British forces supported Ukrainian raids on the Tendrovskaya pipeline in the Black Sea. And although London denies it, these same units are widely believed to have played a role in the destruction of Nord Stream. In cyberspace, the 77th Brigade, GCHQ and other units are conducting information and psychological operations aimed at shaping narratives, destabilizing adversaries and eroding what London calls “cognitive dominance”.

Meanwhile, Britain is drawing its own map of Europe. A new northern belt – from Norway to the Baltic states – is being built outside the EU’s jurisdiction. In 2024 alone, Britain has invested £350 million in protecting the Baltic’s undersea cables and has launched joint defence programmes with Norway. It is shaping the production of drones and missiles across the region and using frameworks like the Joint Expeditionary Force and DIANA to create a “military Europe” in which London, not Brussels, sets the pace. This is an old British method, rule the continent not by uniting it, but by dividing it.
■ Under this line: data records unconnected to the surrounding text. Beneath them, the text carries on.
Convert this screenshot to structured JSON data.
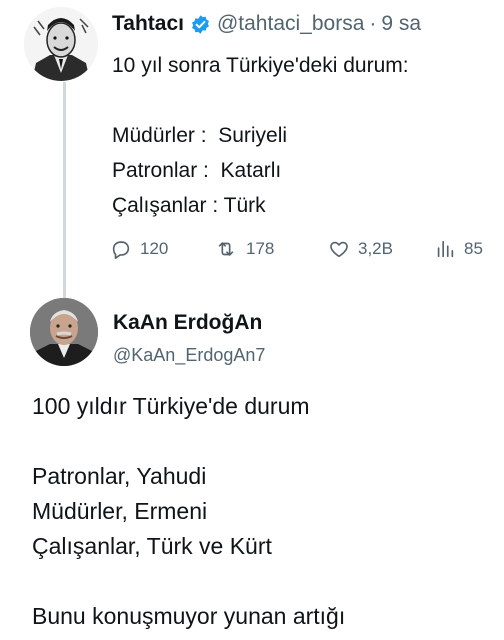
{
  "tweet1": {
    "author_name": "Tahtacı",
    "handle": "@tahtaci_borsa",
    "separator": "·",
    "time": "9 sa",
    "lines": [
      "10 yıl sonra Türkiye'deki durum:",
      "",
      "Müdürler :  Suriyeli",
      "Patronlar :  Katarlı",
      "Çalışanlar : Türk"
    ],
    "actions": {
      "replies": "120",
      "retweets": "178",
      "likes": "3,2B",
      "views": "85"
    }
  },
  "tweet2": {
    "author_name": "KaAn ErdoğAn",
    "handle": "@KaAn_ErdogAn7",
    "lines": [
      "100 yıldır Türkiye'de durum",
      "",
      "Patronlar, Yahudi",
      "Müdürler, Ermeni",
      "Çalışanlar, Türk ve Kürt",
      "",
      "Bunu konuşmuyor yunan artığı"
    ]
  },
  "colors": {
    "text": "#0f1419",
    "secondary": "#536471",
    "verified": "#1d9bf0",
    "thread_line": "#cfd9de"
  },
  "icons": [
    "verified-badge-icon",
    "reply-icon",
    "retweet-icon",
    "like-icon",
    "views-icon"
  ]
}
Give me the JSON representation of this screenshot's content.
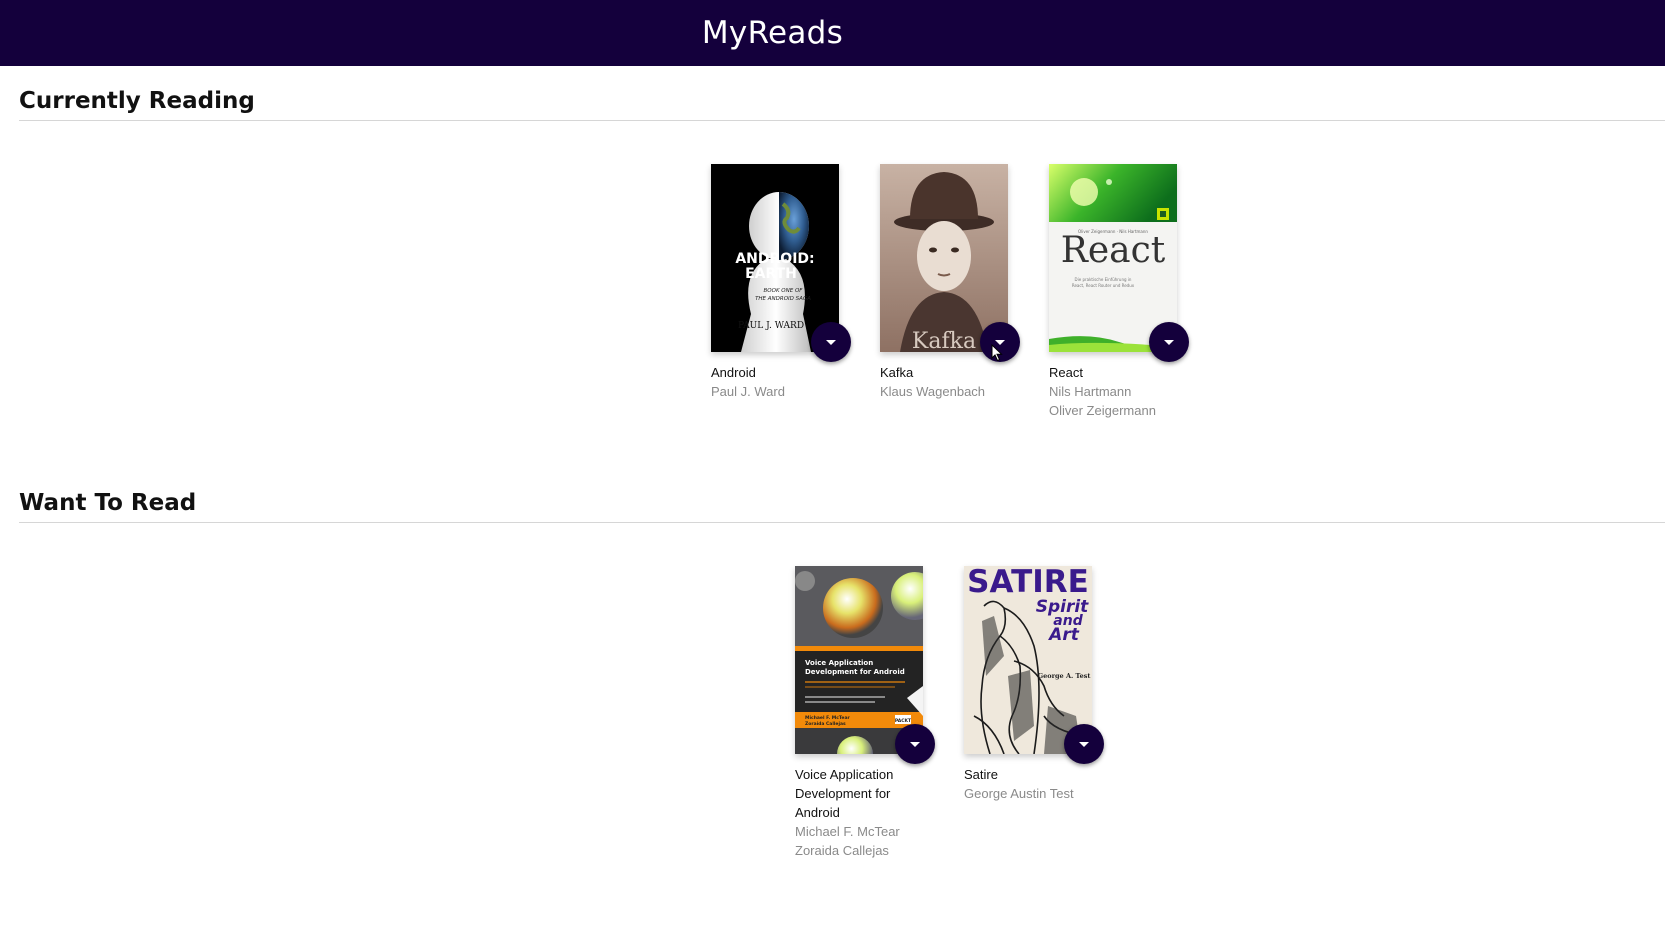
{
  "app": {
    "title": "MyReads"
  },
  "shelves": [
    {
      "title": "Currently Reading",
      "books": [
        {
          "title": "Android",
          "authors": [
            "Paul J. Ward"
          ],
          "cover_text": [
            "ANDROID:",
            "EARTH",
            "BOOK ONE OF",
            "THE ANDROID SAGA",
            "PAUL J. WARD"
          ]
        },
        {
          "title": "Kafka",
          "authors": [
            "Klaus Wagenbach"
          ],
          "cover_text": [
            "Kafka"
          ]
        },
        {
          "title": "React",
          "authors": [
            "Nils Hartmann",
            "Oliver Zeigermann"
          ],
          "cover_text": [
            "Oliver Zeigermann · Nils Hartmann",
            "React",
            "Die praktische Einführung in",
            "React, React Router und Redux"
          ]
        }
      ]
    },
    {
      "title": "Want To Read",
      "books": [
        {
          "title": "Voice Application Development for Android",
          "authors": [
            "Michael F. McTear",
            "Zoraida Callejas"
          ],
          "cover_text": [
            "Voice Application",
            "Development for Android",
            "Michael F. McTear",
            "Zoraida Callejas",
            "PACKT"
          ]
        },
        {
          "title": "Satire",
          "authors": [
            "George Austin Test"
          ],
          "cover_text": [
            "SATIRE",
            "Spirit",
            "and",
            "Art",
            "George A. Test"
          ]
        }
      ]
    }
  ],
  "colors": {
    "header_bg": "#14003c",
    "button_bg": "#14003c",
    "author_text": "#8a8a8a",
    "divider": "#d6d6d6"
  },
  "icons": {
    "shelf_changer": "arrow-drop-down-icon"
  }
}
A stable peace in Ukraine would destroy this architecture. This is why London works tirelessly to keep Washington focused on Russia. If the United States shifts its attention entirely to China, Britain will lose its strategic purpose in the alliance. As a middle-tier power, London survives by keeping the United States anchored in Europe and locked in a confrontation with Moscow. Any thaw between Washington and Russia threatens Britain far more than it threatens continental Europe.
This explains why Donald Trump’s early rhetoric about peace in 2025 – his hints of “territorial compromise” – was met with concern in London. The British government responded immediately: a new £21.8 billion aid package, more “Shadows of the Storm”, expanded air defence cooperation and emergency consultations across Europe. The message was unequivocal: even if Washington hesitated, Britain would escalate. And within weeks Trump’s tone had changed. Diplomacy waned. Talk of “Anchorage peace” disappeared. In its place came threats of Tomahawk missiles and loose talk of resuming nuclear testing. The shift suggested that Britain had once again managed to steer the strategic conversation back to confrontation.
For Britain’s elite, war is not a disaster. It is a method of maintaining order and preserving the system. From the Crimean War to the Falklands, external conflicts have always stabilized the internal hierarchy. Today’s Britain is no different. Although weaker than ever, it appears strong because it knows how to turn vulnerability into the basis of its foreign policy.
This is why the war in Ukraine continues. Not because diplomacy is impossible, but because London has created a political and economic machine that depends on conflict. As long as that machine remains intact – anchored in the military-industrial complex, the intelligence services – Britain will remain committed not to ending the war, but to managing it, prolonging it and shaping Europe around it. And the war will end only when that machine stops working.